From: Jesús Gabriel y Galán on
On Thu, Jul 29, 2010 at 2:54 AM, <> wrote:
> So I have a class that I may want to instantiate multiple ways.
> Here's the signatures of the some so far:
>  def create_from_file(absolute_filename, archive_filename, fsg=nil, verbose=false, debug=false)
>  def create_from_parts(archive_filename, mtime, sha512hash)
>  def create_from_string(str)
> So the other way I looked into was to create some static or class
> methods which created the object myself, and avoid new entirely.
> After all, there's nothing too magic about new, and if it can't do
> anything too fancy, emulating polymorphism in a scripting language
> using branching and RTTI is totally lame.

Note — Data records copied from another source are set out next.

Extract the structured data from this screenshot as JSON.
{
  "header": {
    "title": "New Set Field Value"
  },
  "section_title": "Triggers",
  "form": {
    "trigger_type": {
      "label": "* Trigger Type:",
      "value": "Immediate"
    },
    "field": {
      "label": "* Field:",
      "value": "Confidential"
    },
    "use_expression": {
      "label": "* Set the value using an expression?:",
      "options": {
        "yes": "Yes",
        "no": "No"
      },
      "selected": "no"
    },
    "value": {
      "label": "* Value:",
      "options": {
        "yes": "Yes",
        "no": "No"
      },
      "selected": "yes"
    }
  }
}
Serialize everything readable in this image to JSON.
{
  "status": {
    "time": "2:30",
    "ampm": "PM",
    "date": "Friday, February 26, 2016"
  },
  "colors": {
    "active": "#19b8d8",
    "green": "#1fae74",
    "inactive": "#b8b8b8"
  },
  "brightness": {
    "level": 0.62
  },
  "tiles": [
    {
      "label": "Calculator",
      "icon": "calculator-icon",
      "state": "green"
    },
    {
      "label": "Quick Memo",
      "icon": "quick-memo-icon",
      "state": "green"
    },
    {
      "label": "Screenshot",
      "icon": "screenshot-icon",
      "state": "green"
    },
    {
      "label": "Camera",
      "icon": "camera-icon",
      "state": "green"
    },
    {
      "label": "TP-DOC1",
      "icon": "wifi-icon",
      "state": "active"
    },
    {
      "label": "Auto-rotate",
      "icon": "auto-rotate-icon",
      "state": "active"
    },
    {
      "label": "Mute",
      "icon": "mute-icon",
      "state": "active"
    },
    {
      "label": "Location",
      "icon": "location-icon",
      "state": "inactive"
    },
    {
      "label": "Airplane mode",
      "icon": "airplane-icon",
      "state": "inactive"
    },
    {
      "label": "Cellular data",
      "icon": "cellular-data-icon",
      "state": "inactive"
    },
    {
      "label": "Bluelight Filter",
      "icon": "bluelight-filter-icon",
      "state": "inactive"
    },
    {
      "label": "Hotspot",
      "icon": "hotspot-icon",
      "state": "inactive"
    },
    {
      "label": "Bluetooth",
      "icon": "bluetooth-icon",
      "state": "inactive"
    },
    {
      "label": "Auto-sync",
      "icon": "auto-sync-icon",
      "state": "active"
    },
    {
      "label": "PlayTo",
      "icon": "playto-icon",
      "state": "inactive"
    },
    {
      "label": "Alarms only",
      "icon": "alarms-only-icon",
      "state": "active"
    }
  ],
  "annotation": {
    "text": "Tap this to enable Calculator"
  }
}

> So I looked into this a bit, and I assume something like this could
> work:
>  def self.create_from_file(*args)
>      return*args)
>  end
> Then I realized that I've got six methods now to do initialization;
> three class methods (which are a little obscure to noobs) and three
> instance methods.

I wouldn't create the instance methods, and do everything in the class methods:

def self.create_from_file(absolute_filename, archive_filename,
fsg=nil, verbose=false, debug=false)
#whatever processing of the arguments and then standard_params_to_initialize

def self.create_from_parts(archive_filename, mtime, sha512hash)
#whatever processing of the arguments and then standard_params_to_initialize

and so on. If the code is repetitive you can refactor the common parts.